German politicians mean different things when they talk about a euro-related referendum. Sigmar Gabriel and his fellow leaders of the SPD say they want voters’ consent to a eurozone fiscal union that involves not only debt mutualisation but also joint budget-planning, harmonised tax rates and tough financial regulation. Some pro-European MPs in Merkel’s own Christian Democratic Union (CDU) agree on the need for a new constitution. But many others insist that the current document leaves enough leeway for euro rescue measures. Some CDU politicians use talk about a referendum mainly as a warning shot to the constitutional court: if you judges continue constraining Merkel’s euro policies, a new constitution will restore power to elected politicians. Finance Minister Wolfgang Schäuble predicts that a constitutional referendum will happen “quicker than I would have expected a couple of months ago”. But he does not say what it would entail.
Horst Seehofer, leader of the traditionally euro-wary Christian Social Union (CSU), the CDU’s smaller Bavarian sister party, wants a referendum each time the EU assumes new powers, bails out a struggling member or admits new countries. And he probably hopes voters will say no to these. Foreign Minister Guido Westerwelle from the Free Democratic Party (FDP, another coalition member), contemplates not a German but a Europe-wide referendum on euro rescue measures. All parties are spooked by the recent successes of the Pirate party which campaigns for more country-wide referendums.
Even if Germany’s politicians could agree on a referendum strategy, this would not be a quick fix to save the euro.
Germans are having this debate right now because the constitutional court has indicated that EU integration could not go much further on the basis of the current constitution. Stricter budgetary oversight from Brussels, as envisaged by the fiscal compact, could be problematic. Eurobonds or any other kind of unlimited liability involved in a fiscal or banking union would be incompatible with the constitution. These would undermine Germany’s statehood and democracy by constraining parliament. If politicians cannot promise different fiscal policies, voters are deprived of a real choice and democracy suffers.
These constraints cannot be removed easily because the German constitution contains an ‘eternity clause’ (Article 79) that sets in stone certain principles, notably democracy, federalism and the market economy. No parliamentary majority and no referendum can alter these principles. Hence, the only way for Germany to accede to a fiscal union is to convene a constitutional assembly, work out a new constitution and put it to a referendum.
Some lawyers say this could be done quickly: only the eternity clause and the one detailing how Germany transfers powers to international organisations (Article 23) need to be tweaked. But more likely the constitutional assembly would be inundated with calls for more extensive social rights, a reform of federalism and a new voting system, to name but a few. “This would be an extremely long process”, predicts a constitutional expert.

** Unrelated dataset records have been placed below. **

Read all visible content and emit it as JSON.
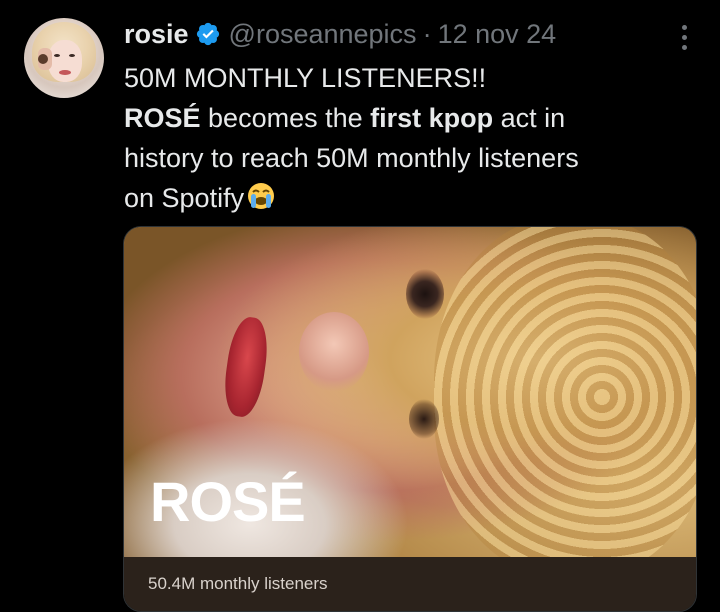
{
  "tweet": {
    "author_name": "rosie",
    "author_handle": "@roseannepics",
    "separator": "·",
    "date": "12 nov 24",
    "verified": true,
    "text_line1": "50M MONTHLY LISTENERS!!",
    "line2_bold1": "ROSÉ",
    "line2_mid": " becomes the ",
    "line2_bold2": "first kpop",
    "line2_end": " act in",
    "line3": "history to reach 50M monthly listeners",
    "line4": "on Spotify",
    "emoji": "loudly-crying-face"
  },
  "media_card": {
    "artist_title": "ROSÉ",
    "caption": "50.4M monthly listeners"
  },
  "colors": {
    "background": "#000000",
    "text_primary": "#e7e9ea",
    "text_secondary": "#71767b",
    "verified_blue": "#1d9bf0",
    "card_caption_bg": "#2b221b"
  }
}
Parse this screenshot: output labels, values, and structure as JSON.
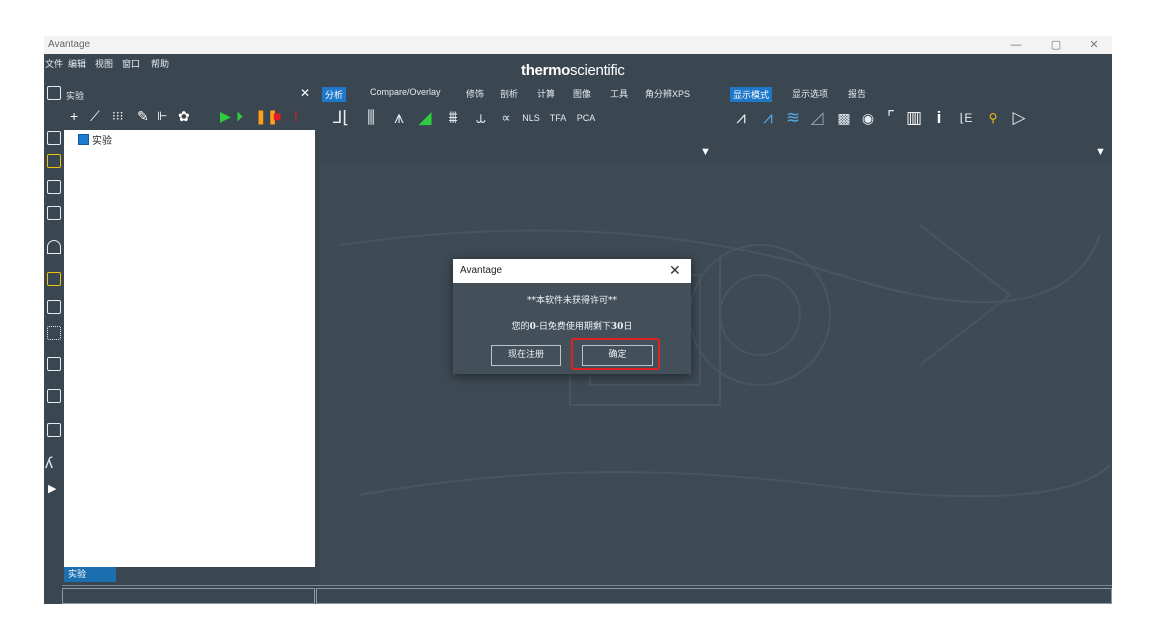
{
  "window": {
    "title": "Avantage",
    "minimize": "—",
    "restore": "▢",
    "close": "✕"
  },
  "menu": [
    "文件",
    "编辑",
    "视图",
    "窗口",
    "帮助"
  ],
  "brand": {
    "bold": "thermo",
    "light": "scientific"
  },
  "experiment_panel": {
    "title": "实验",
    "close": "✕",
    "tree_root": "实验",
    "bottom_tab": "实验"
  },
  "toolbar_tabs": [
    {
      "label": "分析",
      "active": true
    },
    {
      "label": "Compare/Overlay",
      "active": false
    },
    {
      "label": "修饰",
      "active": false
    },
    {
      "label": "剖析",
      "active": false
    },
    {
      "label": "计算",
      "active": false
    },
    {
      "label": "图像",
      "active": false
    },
    {
      "label": "工具",
      "active": false
    },
    {
      "label": "角分辨XPS",
      "active": false
    },
    {
      "label": "显示模式",
      "active": true
    },
    {
      "label": "显示选项",
      "active": false
    },
    {
      "label": "报告",
      "active": false
    }
  ],
  "dialog": {
    "title": "Avantage",
    "close": "✕",
    "message_line1": "**本软件未获得许可**",
    "message_line2_prefix": "您的",
    "message_line2_bold1": "0",
    "message_line2_middle": "-日免费使用期剩下",
    "message_line2_bold2": "30",
    "message_line2_suffix": "日",
    "register_button": "现在注册",
    "ok_button": "确定"
  },
  "colors": {
    "app_bg": "#3a4650",
    "active_tab": "#1e77c9",
    "highlight": "#dd2222",
    "play_green": "#2ecc40",
    "pause_orange": "#ff9f1a",
    "stop_red": "#e02020"
  }
}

Nor is it assured that Germans would vote yes in the ensuing referendum. Eurosceptics will argue that the new constitution will lead Germany into the dreaded transfer union, characterised by permanent money flows from Germany to the eurozone’s South. And even if a new constitution was adopted, who says there would be a political majority for eurobonds? Most Germans are against debt mutualisation even if it comes with tough budgetary oversight, according to a recent Emnid poll. Even among SPD voters, less than 40 per cent are in favour. “It’s not that if we had a new constitutional clause we would just wave through debt mutualisation”, says one CDU advisor.
And there is a last hurdle: Germany might adopt a plan for fiscal union only to be blocked by Austria, Finland or the Netherlands. After all, this is not really a debate about the German constitution but the future shape of Europe.
Nevertheless, the constitutional debate will continue because it suits both the opposition and the government. The SPD seeks to sharpen its political profile ahead of the 2013 election. It has so far loyally supported Merkel’s euro policies in parliament. Now many voters complain that they no longer know what the SDP stands for. The SDP is trying to change that, not by blocking Merkel’s policies but by going beyond them.
The CDU also gains from the constitutional debate. The opposition accuses Merkel of lacking a blueprint for the euro, of reacting to market panics, and of recklessly putting taxpayers’ money at risk without delivering more European integration. By talking about a new pro-European constitution, the government looks like it has a plan while it can put off hard decisions until after the 2013 election.
Now all eyes are on the constitutional court again. On September 12th the judges will issue a preliminary verdict on the European Stability Mechanism and the fiscal compact. They are unlikely to strike them down. But they will define conditions for making the ESM and the compact compatible with the constitution.
Some constitutional experts expect that the court will use the occasion to pronounce on what a process of constitutional renewal might look like. Others think that the court will shy away from encouraging such a process and instead widen the government’s room for manoeuvre within the current basic law.
Whatever the court does, the debate about a new, pro-European constitution will hot up this autumn. But do not be fooled: Germany is still a very long way from agreeing to eurobonds.
Katinka Barysch is deputy director of the Centre for European Reform.